A influenciadora digital do norte do estado, Alice Guimarães*, falou sobre a situação que passou ao expor uma cadelinha que aparentava estar em situação de rua. Na tentativa de ajudar, foi apedrejada pelos supostos donos do animal, sendo ameaçada até mesmo de processo. “Qualquer coisa que a gente possa colocar ali, com o poder de influência que a gente tem, é mal visto ou é visto de outra forma. Cada pessoa entende de uma forma, cada pessoa entende como quer. É realmente bem difícil. São várias situações que às vezes eu mesma me coloco, mas na inocência a gente não percebe”.

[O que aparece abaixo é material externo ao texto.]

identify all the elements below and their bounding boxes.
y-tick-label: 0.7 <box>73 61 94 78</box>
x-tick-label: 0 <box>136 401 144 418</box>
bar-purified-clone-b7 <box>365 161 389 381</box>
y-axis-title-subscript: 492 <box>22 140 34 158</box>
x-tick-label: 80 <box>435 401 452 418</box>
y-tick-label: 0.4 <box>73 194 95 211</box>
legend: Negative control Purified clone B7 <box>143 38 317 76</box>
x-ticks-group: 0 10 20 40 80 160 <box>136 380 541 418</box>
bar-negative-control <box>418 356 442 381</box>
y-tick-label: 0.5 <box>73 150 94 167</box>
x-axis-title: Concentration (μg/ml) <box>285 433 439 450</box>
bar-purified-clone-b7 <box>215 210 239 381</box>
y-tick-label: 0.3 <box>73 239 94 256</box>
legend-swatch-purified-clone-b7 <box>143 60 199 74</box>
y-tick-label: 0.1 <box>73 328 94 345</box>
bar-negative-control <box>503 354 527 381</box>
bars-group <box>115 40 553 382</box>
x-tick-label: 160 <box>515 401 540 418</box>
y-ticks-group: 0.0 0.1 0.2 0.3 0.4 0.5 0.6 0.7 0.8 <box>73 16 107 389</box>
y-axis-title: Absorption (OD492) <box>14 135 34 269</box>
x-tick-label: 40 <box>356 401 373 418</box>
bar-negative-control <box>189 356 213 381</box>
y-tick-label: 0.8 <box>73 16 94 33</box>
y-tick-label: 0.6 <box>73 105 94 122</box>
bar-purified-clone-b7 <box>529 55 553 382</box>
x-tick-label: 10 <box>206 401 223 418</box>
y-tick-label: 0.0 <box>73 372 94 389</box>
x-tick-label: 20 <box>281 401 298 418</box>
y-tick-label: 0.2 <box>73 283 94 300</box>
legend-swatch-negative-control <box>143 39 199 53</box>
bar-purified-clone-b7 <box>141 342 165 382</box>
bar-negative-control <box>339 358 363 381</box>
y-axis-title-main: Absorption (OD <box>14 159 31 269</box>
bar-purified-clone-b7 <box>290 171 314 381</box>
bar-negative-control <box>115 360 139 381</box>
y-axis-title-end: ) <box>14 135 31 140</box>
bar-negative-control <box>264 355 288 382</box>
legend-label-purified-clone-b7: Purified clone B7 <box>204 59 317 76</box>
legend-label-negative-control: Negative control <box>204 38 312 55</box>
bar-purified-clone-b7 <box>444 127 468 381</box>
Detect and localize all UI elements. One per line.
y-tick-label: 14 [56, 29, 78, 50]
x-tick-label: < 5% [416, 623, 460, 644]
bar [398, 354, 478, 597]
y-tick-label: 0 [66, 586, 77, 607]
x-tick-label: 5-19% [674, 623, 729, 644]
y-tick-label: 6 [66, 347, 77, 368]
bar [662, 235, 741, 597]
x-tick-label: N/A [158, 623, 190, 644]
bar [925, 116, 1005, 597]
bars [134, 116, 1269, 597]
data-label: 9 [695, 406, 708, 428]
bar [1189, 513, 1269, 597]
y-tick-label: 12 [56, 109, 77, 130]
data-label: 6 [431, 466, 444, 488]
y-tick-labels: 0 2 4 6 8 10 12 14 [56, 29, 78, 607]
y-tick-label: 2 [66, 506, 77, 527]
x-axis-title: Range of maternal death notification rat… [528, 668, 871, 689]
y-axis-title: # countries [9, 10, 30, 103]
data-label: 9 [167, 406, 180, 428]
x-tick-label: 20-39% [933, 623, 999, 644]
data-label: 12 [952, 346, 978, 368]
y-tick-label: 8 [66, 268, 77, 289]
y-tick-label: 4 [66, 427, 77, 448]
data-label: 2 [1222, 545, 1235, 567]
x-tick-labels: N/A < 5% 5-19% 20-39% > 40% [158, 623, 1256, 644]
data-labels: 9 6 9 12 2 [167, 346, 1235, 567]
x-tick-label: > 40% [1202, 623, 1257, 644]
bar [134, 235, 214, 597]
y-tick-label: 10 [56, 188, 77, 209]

De acordo com Adrian, as pessoas que se sentem encorajadas a postar e se posicionar, já romperam barreiras com a timidez e com a insegurança. No momento que são incompreendidas, e sofrem um episódio de cancelamento, acabam tendo um impacto significativo na autoestima, além de despertar uma crença de incapacidade. “A autoestima não é só na autoimagem, não é só a nível corporal. Autoestima é aquele processo cognitivo, de reconhecimento de si, de suas capacidades, de autoaceitação”, aponta a psicóloga.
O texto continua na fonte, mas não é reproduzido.